13/6871 ZW, 14/1997 ZW
Datum uitspraak: 6 november 2015
Centrale Raad van Beroep
Enkelvoudige kamer
Uitspraak op het hoger beroep tegen de uitspraken van de rechtbank Amsterdam van 11 november 2013, 13/1223 (aangevallen uitspraak 1) en 6 maart 2014, 13/3526 (aangevallen uitspraak 2)
Partijen:
[Appellant] te [woonplaats] (appellant)
de Raad van bestuur van het Uitvoeringsinstituut werknemersverzekeringen (Uwv)
PROCESVERLOOP
Namens appellant heeft mr. I. Rhodes, advocaat, hoger beroep ingesteld tegen de aangevallen uitspraken.
Het Uwv heeft een verweerschrift ingediend.
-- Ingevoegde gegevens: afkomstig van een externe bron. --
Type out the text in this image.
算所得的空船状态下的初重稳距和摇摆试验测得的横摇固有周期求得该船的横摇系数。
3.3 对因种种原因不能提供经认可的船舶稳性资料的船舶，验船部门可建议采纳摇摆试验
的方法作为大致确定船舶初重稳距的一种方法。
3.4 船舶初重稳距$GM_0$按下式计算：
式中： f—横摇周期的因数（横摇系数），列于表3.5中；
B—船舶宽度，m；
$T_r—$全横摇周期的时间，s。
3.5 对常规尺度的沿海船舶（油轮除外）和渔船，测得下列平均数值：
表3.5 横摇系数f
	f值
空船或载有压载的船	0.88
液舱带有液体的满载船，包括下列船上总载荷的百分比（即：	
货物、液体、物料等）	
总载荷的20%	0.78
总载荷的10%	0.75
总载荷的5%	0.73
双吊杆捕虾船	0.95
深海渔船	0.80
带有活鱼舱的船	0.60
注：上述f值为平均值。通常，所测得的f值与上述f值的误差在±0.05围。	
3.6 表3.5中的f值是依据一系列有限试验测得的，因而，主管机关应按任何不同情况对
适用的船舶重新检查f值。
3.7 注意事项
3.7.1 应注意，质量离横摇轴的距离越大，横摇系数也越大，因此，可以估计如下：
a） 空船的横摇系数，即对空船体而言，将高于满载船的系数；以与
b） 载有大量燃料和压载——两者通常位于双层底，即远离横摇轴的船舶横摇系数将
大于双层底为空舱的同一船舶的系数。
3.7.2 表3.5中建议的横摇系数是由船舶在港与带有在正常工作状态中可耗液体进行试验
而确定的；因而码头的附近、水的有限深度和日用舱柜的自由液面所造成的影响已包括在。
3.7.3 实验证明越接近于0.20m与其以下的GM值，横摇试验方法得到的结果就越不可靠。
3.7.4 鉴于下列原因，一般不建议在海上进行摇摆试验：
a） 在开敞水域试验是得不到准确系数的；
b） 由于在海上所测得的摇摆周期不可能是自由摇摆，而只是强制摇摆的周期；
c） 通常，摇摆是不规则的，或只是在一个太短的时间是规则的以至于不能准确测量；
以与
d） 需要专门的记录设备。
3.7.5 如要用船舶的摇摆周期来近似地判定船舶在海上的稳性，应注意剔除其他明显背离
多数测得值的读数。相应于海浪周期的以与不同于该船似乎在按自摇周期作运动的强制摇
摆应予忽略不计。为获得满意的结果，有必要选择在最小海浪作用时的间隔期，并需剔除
De gedingen zijn gevoegd behandeld ter zitting van 25 september 2015. Appellant en
mr. Rhodes zijn na bericht niet verschenen. Het Uwv heeft zich laten vertegenwoordigen door mr. M. Sluijs.

OVERWEGINGEN

1.1.
Appellant is laatstelijk werkzaam geweest als medewerker plantenexport.
1.2.
Na het volbrengen van de wachttijd heeft het Uwv bij besluit van 8 augustus 2011 vastgesteld dat voor appellant met ingang van 3 oktober 2011 geen recht op een uitkering op grond van de Wet werk en inkomen naar arbeidsvermogen (Wet WIA) is ontstaan, onder de overweging dat appellant minder dan 35% arbeidsongeschikt is. Dit besluit is gebaseerd op een rapport van 12 juli 2011 van een verzekeringsarts en een rapport van 4 augustus 2011 van een arbeidsdeskundige. De verzekeringsarts heeft de beperkingen en mogelijkheden van appellant voor het verrichten van arbeid vastgelegd in een Functionele Mogelijkhedenlijst (FML) van 12 juli 2011. De arbeidsdeskundige heeft aan de schatting de functies ten grondslag gelegd van wikkelaar (sbc-code 267050), productiemedewerker (sbc-code 111180) en samensteller kunststof- en rubberindustrie (sbc-code 271130).
1.3.
Na een melding van verslechterde gezondheid heeft het Uwv bij besluit van 25 mei 2012 vastgesteld dat voor appellant met ingang van 27 oktober 2011 geen recht op een uitkering op grond van de Wet WIA is ontstaan, onder verwijzing naar een rapport van 11 mei 2012 van een verzekeringsarts en een rapport van 24 mei 2012 van een arbeidsdeskundige. De verzekeringsarts heeft geconcludeerd dat de belastbaarheid van 27 oktober 2011 gelijk is aan die welke is weergegeven in de FML van 12 juli 2011 en heeft op 8 mei 2012 een nieuwe FML opgesteld. De arbeidsdeskundige heeft aan de schatting de functies ten grondslag gelegd van chauffeur heftruck (sbc-code 111270), productiemedewerker (sbc-code 111180) en snackbereider (sbc-code 111071).
1.4.1.
Vanuit de situatie dat hij een uitkering op grond van de Werkloosheidswet (WW) ontving, heeft appellant zich op 9 oktober 2012 ziek gemeld in verband met rugklachten. Hem is een uitkering ingevolge de Ziektewet (ZW) toegekend.
1.4.2.
Bij besluit van 1 februari 2013 (bestreden besluit 1) heeft het Uwv na bezwaar het besluit van 25 oktober 2012 gehandhaafd waarbij appellants ZW-uitkering met ingang van
29 oktober 2012 wordt beëindigd, onder de overweging dat hij vanaf die datum geschikt wordt geacht voor zijn arbeid.
1.5.1.
Terwijl hij nog steeds een uitkering op grond van de WW ontving, heeft appellant zich op 13 maart 2013 opnieuw ziek gemeld in verband met rugklachten.
1.5.2.
Bij besluit van 28 juni 2013 (bestreden besluit 2) heeft het Uwv na bezwaar het besluit van 3 mei 2013 gehandhaafd waarbij appellant met ingang van 13 maart 2013 geschikt wordt geacht voor zijn arbeid.
2.1.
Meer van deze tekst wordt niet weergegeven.